Поэтому все, что происходит внутри круга «неистории», по умолчанию хорошо и правильно, ибо так было и так будет. Если почитать многочисленные сетевые комментарии по поводу отвратительной чеченской свадьбы, в этом убеждаешься. Кадыров неудачно все организовал, это да. Астахов неудачно пошутил – верно; мужику ведь можно пороть чушь, разве нет? Но, по сути, ничего страшного: подумаешь, девушку в 17 лет насильно отдали немолодому женатому дядьке, тоже мне трагедия, вы что, «Кавказской пленницы» не видели? Там, в горах, всегда так было! Но главное даже не это, а совсем другое. Как сформулировал один из милых доброжелательных россиян, если браки геев – это хорошо, то почему же это плохо? Вот здесь выпавшее из истории сознание встречается с историей. Браки геев – результат долгой, сложной общественной кампании и политической борьбы. Они – продукт изменения, значит, продукт истории. Оттого они «плохи». А насилие над несчастной тинейджерицей под хамский гогот толпы – это «хорошо», так как в нашем бараке так повелось. Традиция.

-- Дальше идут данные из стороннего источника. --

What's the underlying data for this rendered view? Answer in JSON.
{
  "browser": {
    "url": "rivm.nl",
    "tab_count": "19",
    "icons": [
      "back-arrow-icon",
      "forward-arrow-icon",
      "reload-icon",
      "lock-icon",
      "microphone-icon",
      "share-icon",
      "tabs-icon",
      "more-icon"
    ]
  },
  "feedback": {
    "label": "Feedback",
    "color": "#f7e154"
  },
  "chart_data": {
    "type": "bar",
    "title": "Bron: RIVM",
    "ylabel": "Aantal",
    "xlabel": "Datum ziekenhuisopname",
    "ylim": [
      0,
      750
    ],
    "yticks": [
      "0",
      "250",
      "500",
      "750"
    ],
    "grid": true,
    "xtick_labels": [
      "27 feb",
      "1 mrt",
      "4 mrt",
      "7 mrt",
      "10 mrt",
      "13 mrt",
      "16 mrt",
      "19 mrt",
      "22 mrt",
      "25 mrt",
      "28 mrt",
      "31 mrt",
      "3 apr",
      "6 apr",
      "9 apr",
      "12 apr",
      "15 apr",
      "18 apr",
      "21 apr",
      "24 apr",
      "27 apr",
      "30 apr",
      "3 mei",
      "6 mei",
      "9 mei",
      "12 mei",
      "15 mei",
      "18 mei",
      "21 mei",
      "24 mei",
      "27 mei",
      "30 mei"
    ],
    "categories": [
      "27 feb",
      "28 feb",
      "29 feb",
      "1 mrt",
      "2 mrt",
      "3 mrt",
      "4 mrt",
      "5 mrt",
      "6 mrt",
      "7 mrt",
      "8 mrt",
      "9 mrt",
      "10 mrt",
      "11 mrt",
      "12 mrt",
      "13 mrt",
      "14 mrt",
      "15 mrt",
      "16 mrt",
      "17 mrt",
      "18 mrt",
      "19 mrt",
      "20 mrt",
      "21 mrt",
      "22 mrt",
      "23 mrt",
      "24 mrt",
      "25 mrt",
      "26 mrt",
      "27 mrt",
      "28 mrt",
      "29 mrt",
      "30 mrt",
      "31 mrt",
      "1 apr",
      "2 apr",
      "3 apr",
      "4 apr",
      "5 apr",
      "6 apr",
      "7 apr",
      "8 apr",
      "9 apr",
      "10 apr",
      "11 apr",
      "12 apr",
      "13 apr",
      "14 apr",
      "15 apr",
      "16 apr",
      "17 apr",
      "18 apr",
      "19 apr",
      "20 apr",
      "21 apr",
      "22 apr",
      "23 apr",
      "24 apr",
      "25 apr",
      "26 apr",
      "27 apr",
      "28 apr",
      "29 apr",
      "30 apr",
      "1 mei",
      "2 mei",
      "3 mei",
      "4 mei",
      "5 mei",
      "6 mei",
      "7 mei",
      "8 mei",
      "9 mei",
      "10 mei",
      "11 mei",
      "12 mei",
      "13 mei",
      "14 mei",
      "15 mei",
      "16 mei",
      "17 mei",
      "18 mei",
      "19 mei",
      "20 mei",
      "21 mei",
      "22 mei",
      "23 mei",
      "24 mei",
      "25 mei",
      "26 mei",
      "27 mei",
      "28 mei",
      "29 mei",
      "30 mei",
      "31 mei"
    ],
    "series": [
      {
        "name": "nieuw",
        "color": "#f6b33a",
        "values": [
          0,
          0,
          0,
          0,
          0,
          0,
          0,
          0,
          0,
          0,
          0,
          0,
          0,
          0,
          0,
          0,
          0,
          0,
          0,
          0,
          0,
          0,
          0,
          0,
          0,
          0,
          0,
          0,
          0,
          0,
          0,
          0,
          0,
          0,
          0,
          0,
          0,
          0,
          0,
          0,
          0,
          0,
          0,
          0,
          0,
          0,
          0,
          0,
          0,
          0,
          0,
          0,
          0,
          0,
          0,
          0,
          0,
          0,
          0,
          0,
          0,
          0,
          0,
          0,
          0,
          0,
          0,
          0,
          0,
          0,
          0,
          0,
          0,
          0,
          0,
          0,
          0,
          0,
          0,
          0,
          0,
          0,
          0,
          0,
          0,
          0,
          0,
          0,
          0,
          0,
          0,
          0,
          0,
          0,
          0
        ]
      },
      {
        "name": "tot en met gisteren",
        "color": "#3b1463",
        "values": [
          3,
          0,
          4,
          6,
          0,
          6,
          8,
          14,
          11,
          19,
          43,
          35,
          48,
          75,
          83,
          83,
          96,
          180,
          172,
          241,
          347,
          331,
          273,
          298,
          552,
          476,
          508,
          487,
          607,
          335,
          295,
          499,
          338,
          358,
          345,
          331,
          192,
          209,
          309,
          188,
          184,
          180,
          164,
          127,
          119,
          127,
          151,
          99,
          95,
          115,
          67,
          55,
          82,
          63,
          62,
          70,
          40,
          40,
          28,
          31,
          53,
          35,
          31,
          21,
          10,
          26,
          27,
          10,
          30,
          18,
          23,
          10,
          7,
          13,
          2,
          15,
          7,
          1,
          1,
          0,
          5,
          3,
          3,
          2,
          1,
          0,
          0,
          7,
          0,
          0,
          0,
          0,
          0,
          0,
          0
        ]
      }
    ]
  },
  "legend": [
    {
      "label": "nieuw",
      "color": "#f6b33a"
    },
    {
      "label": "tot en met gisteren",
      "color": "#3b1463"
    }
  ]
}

Любопытно вот что: никто никого не заставлял – и не заставляет – так думать, говорить и действовать. Всё сами.
Сенцов и чужие
Олег Сенцов (1976 г.р.) – украинский кинорежиссер, сценарист и писатель. Активист Автомайдана. После захвата Крыма Россией в 2014-м был арестован на полуострове и обвинен в подготовке терактов. Несмотря на многочисленные свидетельства фабрикации дела, сообщения о пытках и протесты международной общественности, 25 августа 2015 года приговорен к 20 годам колонии строгого режима, где и находится на момент написания этого текста.
* * *
Евгения Васильева (1979 г.р.) – российский предприниматель, менеджер, чиновник. Бывший начальник имущественных отношений Министерства обороны России. Имя ее получило широкую известность осенью 2012 года в связи с коррупционным скандалом в Минобороны, ставшим причиной отставки министра Анатолия Сердюкова (которого считают не только покровителем, но и возлюбленным Васильевой). 8 мая 2015 года приговорена к 5 годам лишения свободы в колонии общего режима за мошенничество. По официальным данным, отбывала наказание с 8 мая по 23 июля 2015 года в московском СИЗО, затем 34 дня в колонии во Владимирской области. В срок заключения засчитано также пребывание под домашним арестом с 23 ноября 2012 года по 8 мая 2015 года. 25 августа 2015 года районный суд, где находится колония, удовлетворил ходатайство об условно-досрочном освобождении Васильевой, которая, как объявлено, возместила ущерб в размере около 200 миллионов рублей. Освобождена и покинула колонию по решению суда немедленно, в тот же день.
* * *
Приговор Олегу Сенцову и освобождение Евгении Васильевой, одновременно произошедшие, вызвали сильнейшую реакцию.
* * *
Кумулятивный эффект: совпав по направлению воздействия, обе драмы прожгли броню равнодушия довольно многих и подорвали боеприпас негодования. Негодование сменилось бы яростью, говори мы сейчас об иной социальной группе; интеллигенция в РФ от негодования переходит к столь понятному (и даже психологически удобному) отчаянию. Происходило это так: в соцсетях сначала вывешивались (рядом) фото Сенцова и Васильевой, ниже перечислялись содеянное и наказания на содеянное. Дальше – уже от владельца аккаунта – следовало восклицание: «Доколе!» Или: «Гады!» (часто и покрепче). В завершение – либо недобрые пожелания в адрес судей и власти вообще (ад, угольки, Гаага), либо известное рассуждение насчет «дна» и стука оттуда. Схема отработанная, все это повторялось не раз, оттого можно обозначить некоторые закономерности и проанализировать ряд распространенных заблуждений.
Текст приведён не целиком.